Uwe Serdült, Politikwissenschafter

Dem vorläufigen Niedergang des E-Voting steht nun der Aufstieg des E-Collecting gegenüber. Viele Experten und Politikerinnen sind sich einig: Diese Digitalisierungsmassnahme hat grosses Potenzial, die politische Landschaft umzuwälzen. Der Politikwissenschafter Uwe Serdült vom Zentrum für Demokratie Aarau setzt sich in einer Studie vertieft mit dem Thema E-Collecting auseinander. «Wir halten nicht E-Voting, sondern E-Collecting für die eigentliche Revolution der direkten Demokratie.» Politischer Einfluss für Facebook und Co.

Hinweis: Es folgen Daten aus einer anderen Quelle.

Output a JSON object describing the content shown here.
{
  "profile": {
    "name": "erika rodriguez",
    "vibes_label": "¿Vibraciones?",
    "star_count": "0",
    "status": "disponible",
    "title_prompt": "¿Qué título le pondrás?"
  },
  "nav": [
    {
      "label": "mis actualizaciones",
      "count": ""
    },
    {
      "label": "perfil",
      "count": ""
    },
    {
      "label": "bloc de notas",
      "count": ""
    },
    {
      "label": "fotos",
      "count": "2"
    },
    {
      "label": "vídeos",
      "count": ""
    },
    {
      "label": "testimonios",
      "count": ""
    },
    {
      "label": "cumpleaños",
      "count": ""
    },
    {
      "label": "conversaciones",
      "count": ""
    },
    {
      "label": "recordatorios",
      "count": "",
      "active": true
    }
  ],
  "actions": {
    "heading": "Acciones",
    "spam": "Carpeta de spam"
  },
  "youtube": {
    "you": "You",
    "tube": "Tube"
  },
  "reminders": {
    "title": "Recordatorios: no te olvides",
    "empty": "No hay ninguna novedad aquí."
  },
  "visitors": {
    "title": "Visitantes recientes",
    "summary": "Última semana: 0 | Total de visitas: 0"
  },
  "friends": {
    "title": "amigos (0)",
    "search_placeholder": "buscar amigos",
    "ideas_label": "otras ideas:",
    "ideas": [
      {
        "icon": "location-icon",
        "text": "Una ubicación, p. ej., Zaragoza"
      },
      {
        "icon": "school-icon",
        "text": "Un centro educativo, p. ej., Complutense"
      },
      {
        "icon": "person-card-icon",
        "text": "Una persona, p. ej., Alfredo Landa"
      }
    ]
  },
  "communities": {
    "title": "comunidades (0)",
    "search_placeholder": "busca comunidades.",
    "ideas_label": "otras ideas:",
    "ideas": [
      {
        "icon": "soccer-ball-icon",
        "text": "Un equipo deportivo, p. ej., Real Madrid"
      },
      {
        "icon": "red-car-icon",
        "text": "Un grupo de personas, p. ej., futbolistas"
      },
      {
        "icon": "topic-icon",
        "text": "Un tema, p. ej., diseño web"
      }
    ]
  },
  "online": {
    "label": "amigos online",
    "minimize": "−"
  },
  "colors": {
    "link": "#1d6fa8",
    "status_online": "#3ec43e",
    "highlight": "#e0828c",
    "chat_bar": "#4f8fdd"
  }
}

Die Studie weist aber auch auf Gefahren hin: Die gesteigerte Anzahl an Referenden und Volksinitiativen könne durch die Unterstützung eines E-Collecting-Systems «die Öffentlichkeit an die Grenze des Zumutbaren» bringen. E-Collecting kann gemäss Serdült neue politische Akteure hervorbringen. Denn es seien nicht die Parteien, die innert kurzer Zeit elektronische Unterschriften zu sammeln imstande sind, sondern «typischerweise Webseiten mit hohen Besucherzahlen».

Die Studie nennt «Newsportale von grossen Medienhäusern oder Fernsehsendungen mit starker Onlinepräsenz». Auch Facebook und Co. könnten ein Wörtchen mitreden: E-Collecting sei geradezu «eine Einladung für nicht in der Schweiz beheimatete Internetportale», Einfluss auf die nationale Politik zu nehmen. «Traditionelle politische Akteure riskieren, was Unterschriftensammlung angeht, obsolet zu werden.» E-Collecting light

Solche Befürchtungen relativiert der Kampagnenexperte Daniel Graf, der als Vorreiter in der E-Collecting-Debatte gilt. «Die Begeisterung wäre zu Beginn wohl gross», sagt er. «Gut möglich, dass sich zusätzliche Akteure eine Unterschriftensammlung überlegen.» An eine Flut glaubt er indes nicht. Auch auf digitalem Weg sei viel Organisation, Know-how und Einsatz notwendig, um eine Initiative zu realisieren.

Diese Einschätzung stützt sich auf Grafs Erfahrung mit der Plattform Wecollect, die er seit 2016 betreibt. Im Grunde macht sie das, was Katumba im Kanton Zürich anstrebt. Zurzeit werden auf Wecollect gleich für fünf verschiedene Anliegen Unterschriften gesammelt, unter anderem für die Initiative «Gegen Waffenexporte in Bürgerkriegsländer», die das notwendige Quorum schon nach kurzer Zeit erreicht hat. Der Haken: Aufgrund der aktuellen Gesetzeslage dürfen die Unterschriften nicht elektronisch an die Verwaltung übermittelt werden. Dafür soll der Regierungsrat nun die gesetzlichen Grundlagen schaffen. Drucker und Postversand für die Unterschrift würden überflüssig.

Graf schlägt vor, E-Collecting in Zürich als Versuch zu lancieren: «Nach etwa fünf Jahren lässt sich die Situation besser abschätzen.» Sollten zu viele Initiativen auf elektronischem Weg zustande kommen, könne man sich immer noch eine Erhöhung der notwendigen Unterschriftenzahl überlegen. Zurzeit sind im Kanton 6000 Unterschriften für eine Initiative notwendig.